Elder Sophrony Sakharov also had a similar experience in his youth, which he describes in his autobiography We Shall See Him As He Is. In despair over the thought of the possible eternal death of the soul, he wrote:

Perpetual oblivion, as the extinguishing of the light of consciousness, filled me with horror. This state of spirit settled in me, against my will.... My ever increasing consciousness of death attained such force that the world, this world of ours, seemed like a mirage liable at any moment to vanish into an everlasting void.

He goes on to describe his inner detachment from his environment:

I can remember myself as I was then, behaving in everyday life like any one of my contemporaries though there were moments when I could not feel the earth under my feet. I could see it with my eyes in the ordinary way but in spirit I was moving over a bottomless abyss.

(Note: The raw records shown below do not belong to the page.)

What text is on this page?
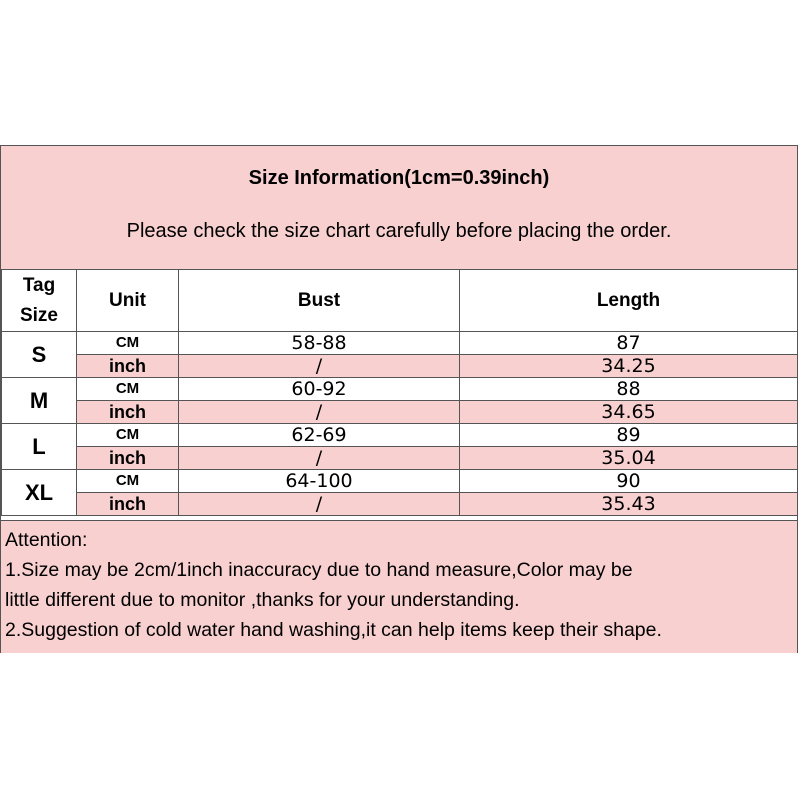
Size Information(1cm=0.39inch)
Please check the size chart carefully before placing the order.
Tag
Size	Unit	Bust	Length
S	CM	58-88	87
	inch	/	34.25
M	CM	60-92	88
	inch	/	34.65
L	CM	62-69	89
	inch	/	35.04
XL	CM	64-100	90
	inch	/	35.43
Attention:
1.Size may be 2cm/1inch inaccuracy due to hand measure,Color may be
little different due to monitor ,thanks for your understanding.
2.Suggestion of cold water hand washing,it can help items keep their shape.
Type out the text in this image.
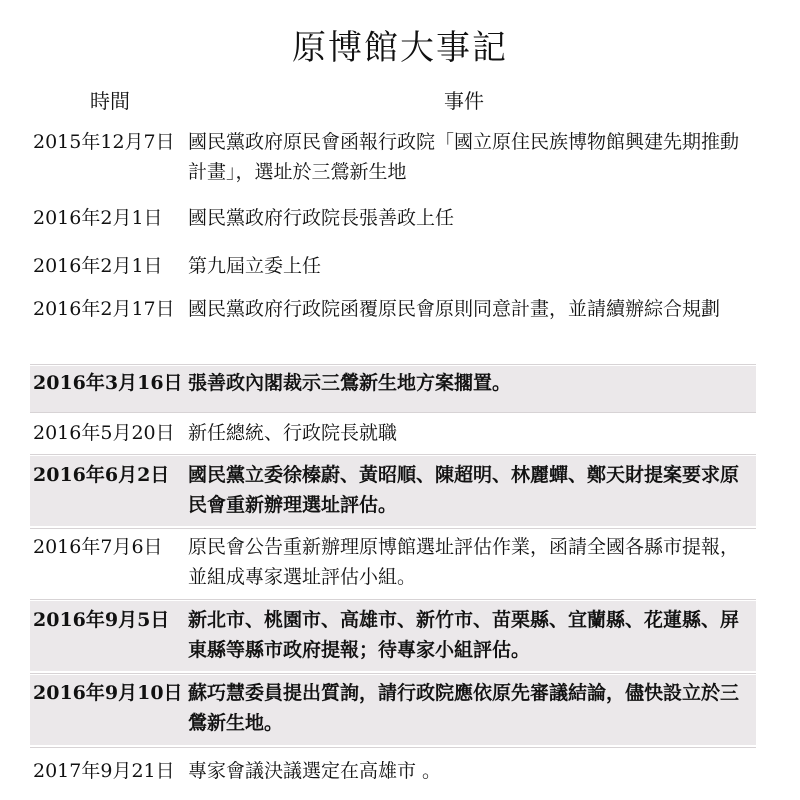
原博館大事記
時間	事件
2015年12月7日 國民黨政府原民會函報行政院「國立原住民族博物館興建先期推動計畫」，選址於三鶯新生地
2016年2月1日 國民黨政府行政院長張善政上任
2016年2月1日 第九屆立委上任
2016年2月17日 國民黨政府行政院函覆原民會原則同意計畫，並請續辦綜合規劃
2016年3月16日 張善政內閣裁示三鶯新生地方案擱置。
2016年5月20日 新任總統、行政院長就職
2016年6月2日 國民黨立委徐榛蔚、黃昭順、陳超明、林麗蟬、鄭天財提案要求原民會重新辦理選址評估。
2016年7月6日 原民會公告重新辦理原博館選址評估作業，函請全國各縣市提報，並組成專家選址評估小組。
2016年9月5日 新北市、桃園市、高雄市、新竹市、苗栗縣、宜蘭縣、花蓮縣、屏東縣等縣市政府提報；待專家小組評估。
2016年9月10日 蘇巧慧委員提出質詢，請行政院應依原先審議結論，儘快設立於三鶯新生地。
2017年9月21日 專家會議決議選定在高雄市 。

Elder Sophrony then compares this horrifying state he was in to what seems like David Bowie's character, or alter ego one could say, Major Tom, which he describes as follows:

Oh, the terrors of that blessed period! No one could have the stamina voluntarily to subject himself to such an ordeal. It makes me think of the cosmonaut who pleaded frantically with those below to save him from death in space. The radio registered his groans but there was no way of going to his aid. Perhaps I may be allowed to draw a certain parallel between what that poor cosmonaut went through, and my own experience when I felt myself sinking into the black pit.

It seems that Elder Sophrony thought the story of the cosmonaut was an actual account, but in fact what he seems to be describing is David Bowie's fictional Major Tom in "Space Oddity". When I first read this, after my own personal crisis, I felt I could relate, but I also found how peculiar it was that we both described it in a similar way.

Bowie's interpretation of Major Tom evolved throughout his career, from a literal astronaut in 1969 to an oblique autobiographical symbol of himself in the 1980 song "Ashes to Ashes", in which Major Tom is described as a "junkie, strung out in heavens high, hitting an all-time low," which describes Bowie's addiction to drugs and his soul-searching. Other musicians, like Peter Schilling in 1983, have tried to give poor Major Tom a happy end by saying he was "coming home", which could either refer to coming back to earth, or going to heaven. But Elder Sophrony felt a way out of his crisis was to not appeal to "ground control" for help, but to God. He continues:

But my spirit appealed not to the earth below but to Him Whom I did not yet know but of whose Being I was convinced.

God hid Himself from Elder Sophrony in order for him to discover that man in his profound suffering is a noble creature called to a higher state of being, a higher reality, where divine life and light can be found. This he discovered in the neptic teachings of the Orthodox Church Fathers. Ultimately this is the cure for so-called Major Tom Syndrome.